The FSB said then that the eight Crimean Tatars were suspected of being members of Hizb ut-Tahrir, an Islamic group that is banned in Russia but not in Ukraine.

The U.S. Embassy in Kyiv condemned the arrests in its Twitter statement on June 11.

"Eight more Crimean Tatars have been unlawfully detained this week. Russian authorities' increasing persecution of Crimean Tatars is unacceptable and needs to stop,' the statement said.

Earlier, in March and April, the FSB detained 24 Crimean Tatars also on suspicion of being members of Hizb ut-Tahrir following house-to-house searches in Crimea.

Since Russia seized the peninsula in 2014, Russian authorities have prosecuted dozens of Crimean Tatars for allegedly belonging to Hizb ut-Tahrir.

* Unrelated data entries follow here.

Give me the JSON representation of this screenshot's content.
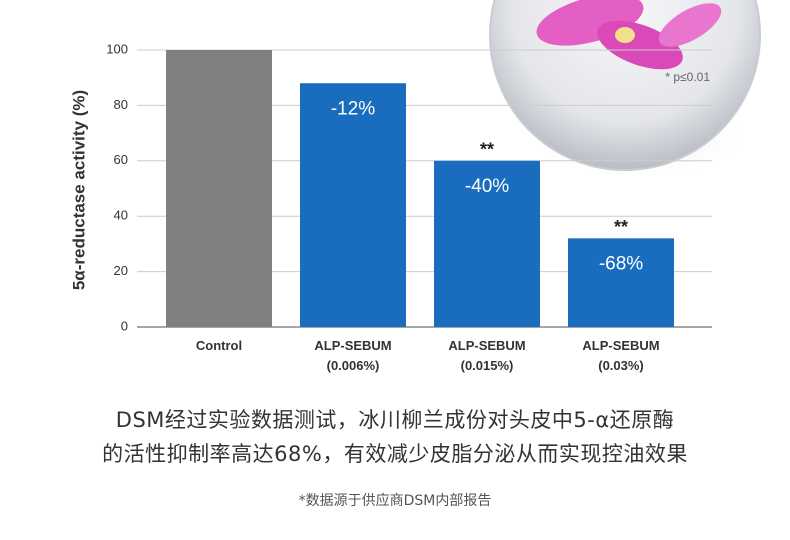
{
  "chart_data": {
    "type": "bar",
    "y_label": "5α-reductase activity (%)",
    "categories": [
      "Control",
      "ALP-SEBUM\n(0.006%)",
      "ALP-SEBUM\n(0.015%)",
      "ALP-SEBUM\n(0.03%)"
    ],
    "values": [
      100,
      88,
      60,
      32
    ],
    "colors": [
      "#808080",
      "#1a6cbf",
      "#1a6cbf",
      "#1a6cbf"
    ],
    "change_labels": [
      null,
      "-12%",
      "-40%",
      "-68%"
    ],
    "significance_labels": [
      null,
      null,
      "**",
      "**"
    ],
    "footnote": "* p≤0.01",
    "ylim": [
      0,
      100
    ],
    "yticks": [
      0,
      20,
      40,
      60,
      80,
      100
    ],
    "grid": true
  },
  "caption": [
    "DSM经过实验数据测试，冰川柳兰成份对头皮中5-α还原酶",
    "的活性抑制率高达68%，有效减少皮脂分泌从而实现控油效果"
  ],
  "source": "*数据源于供应商DSM内部报告"
}
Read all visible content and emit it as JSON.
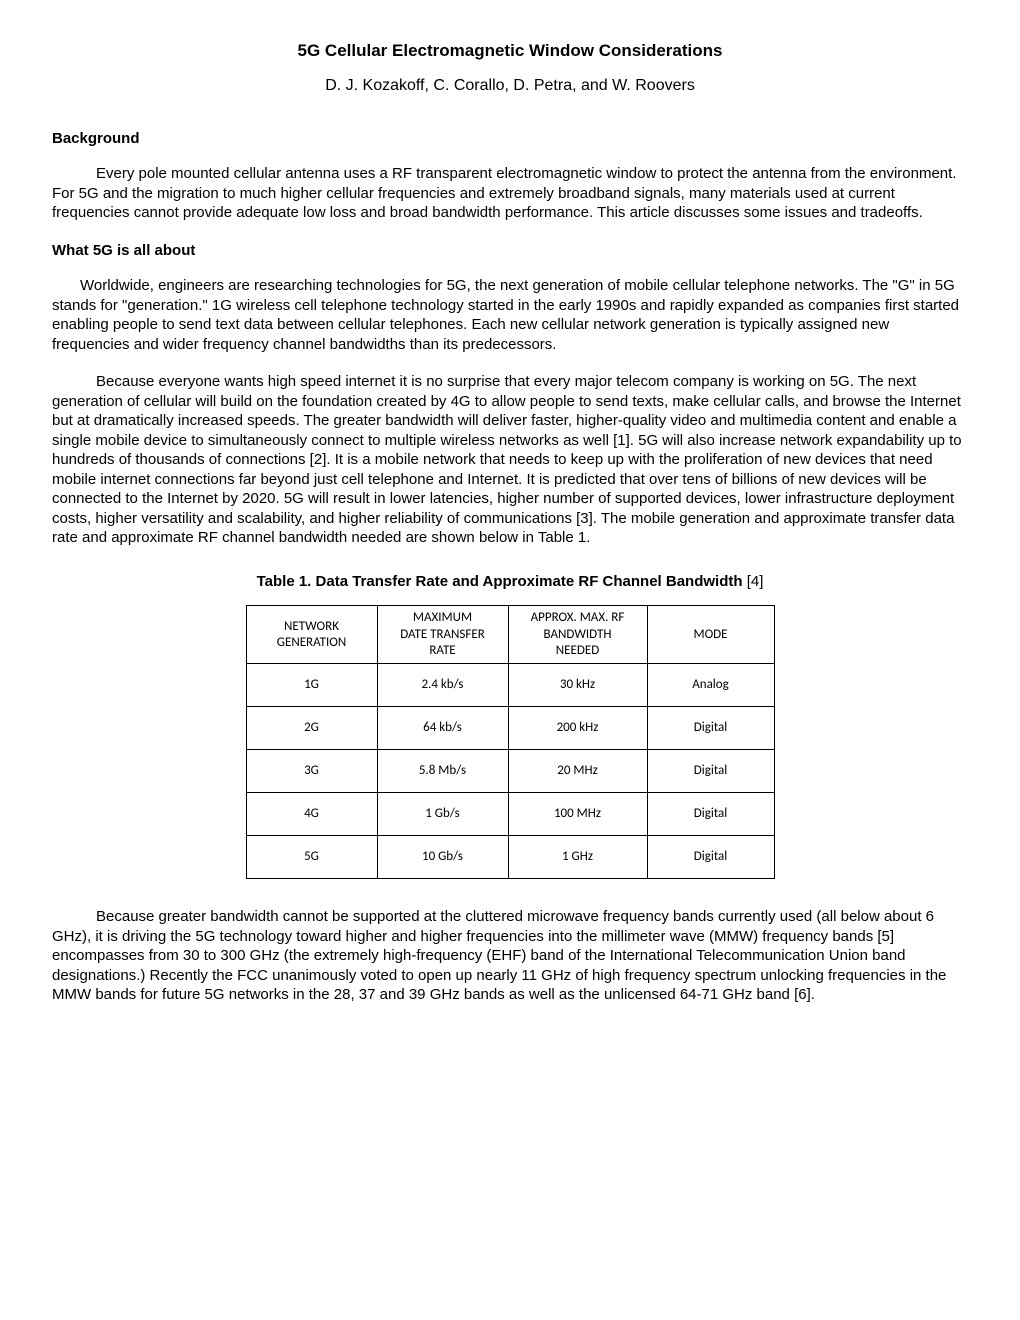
{
  "title": "5G Cellular Electromagnetic Window Considerations",
  "authors": "D. J. Kozakoff, C. Corallo, D. Petra, and W. Roovers",
  "sections": {
    "background": {
      "heading": "Background",
      "p1": "Every pole mounted cellular antenna uses a RF transparent electromagnetic window to protect the antenna from the environment. For 5G and the migration to much higher cellular frequencies and extremely broadband signals, many materials used at current frequencies cannot provide adequate low loss and broad bandwidth performance. This article discusses some issues and tradeoffs."
    },
    "what5g": {
      "heading": "What 5G is all about",
      "p1": "Worldwide, engineers are researching technologies for 5G, the next generation of mobile cellular telephone networks. The \"G\" in 5G stands for \"generation.\" 1G wireless cell telephone technology started in the early 1990s and rapidly expanded as companies first started enabling people to send text data between cellular telephones.  Each new cellular network generation is typically assigned new frequencies and wider frequency channel bandwidths than its predecessors.",
      "p2": "Because everyone wants high speed internet it is no surprise that every major telecom company is working on 5G. The next generation of cellular will build on the foundation created by 4G to allow people to send texts, make cellular calls, and browse the Internet but at dramatically increased speeds. The greater bandwidth will deliver faster, higher-quality video and multimedia content and enable a single mobile device to simultaneously connect to multiple wireless networks as well [1].  5G will also increase network expandability up to hundreds of thousands of connections [2].  It is a mobile network that needs to keep up with the proliferation of new devices that need mobile internet connections far beyond just cell telephone and Internet. It is predicted that over tens of billions of new devices will be connected to the Internet by 2020. 5G will result in lower latencies, higher number of supported devices, lower infrastructure deployment costs, higher versatility and scalability, and higher reliability of communications [3].  The mobile generation and approximate transfer data rate and approximate RF channel bandwidth needed are shown below in Table 1."
    },
    "closing": {
      "p1": "Because greater bandwidth cannot be supported at the cluttered microwave frequency bands currently used (all below about 6 GHz), it is driving the 5G technology toward higher and higher frequencies into the millimeter wave (MMW) frequency bands [5] encompasses from 30 to 300 GHz (the extremely high-frequency (EHF) band of the International Telecommunication Union band designations.)  Recently the FCC unanimously voted to open up nearly 11 GHz of high frequency spectrum unlocking frequencies in the MMW bands for future 5G networks in the 28, 37 and 39 GHz bands as well as the unlicensed 64-71 GHz band [6]."
    }
  },
  "table": {
    "caption_bold": "Table 1.  Data Transfer Rate and Approximate RF Channel Bandwidth ",
    "caption_ref": "[4]",
    "columns": [
      "NETWORK\nGENERATION",
      "MAXIMUM\nDATE TRANSFER\nRATE",
      "APPROX. MAX. RF\nBANDWIDTH\nNEEDED",
      "MODE"
    ],
    "col_widths": [
      "110px",
      "110px",
      "118px",
      "106px"
    ],
    "rows": [
      [
        "1G",
        "2.4 kb/s",
        "30 kHz",
        "Analog"
      ],
      [
        "2G",
        "64 kb/s",
        "200 kHz",
        "Digital"
      ],
      [
        "3G",
        "5.8 Mb/s",
        "20 MHz",
        "Digital"
      ],
      [
        "4G",
        "1 Gb/s",
        "100 MHz",
        "Digital"
      ],
      [
        "5G",
        "10 Gb/s",
        "1 GHz",
        "Digital"
      ]
    ]
  }
}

Rights groups and Western governments have denounced what they describe as a campaign of repression by the Russian-imposed authorities in Crimea who are targeting members of the Turkic-speaking Crimean Tatar community and others who have spoken out against Moscow's takeover of the peninsula.

In its annual report on religious freedom worldwide, released on April 29, the U.S. Commission on International Religious Freedom (USCIRF) said that "[in] Russian-occupied Crimea, the Russian authorities continued to kidnap, torture, and imprison Crimean Tatar Muslims at will."

Russia took control of Crimea from Ukraine in March 2014 after sending in troops, seizing key facilities, and staging a referendum dismissed as illegal by at least 100 countries. Moscow also backs separatists in a war against government forces that has killed some 13,000 people in eastern Ukraine since April 2014.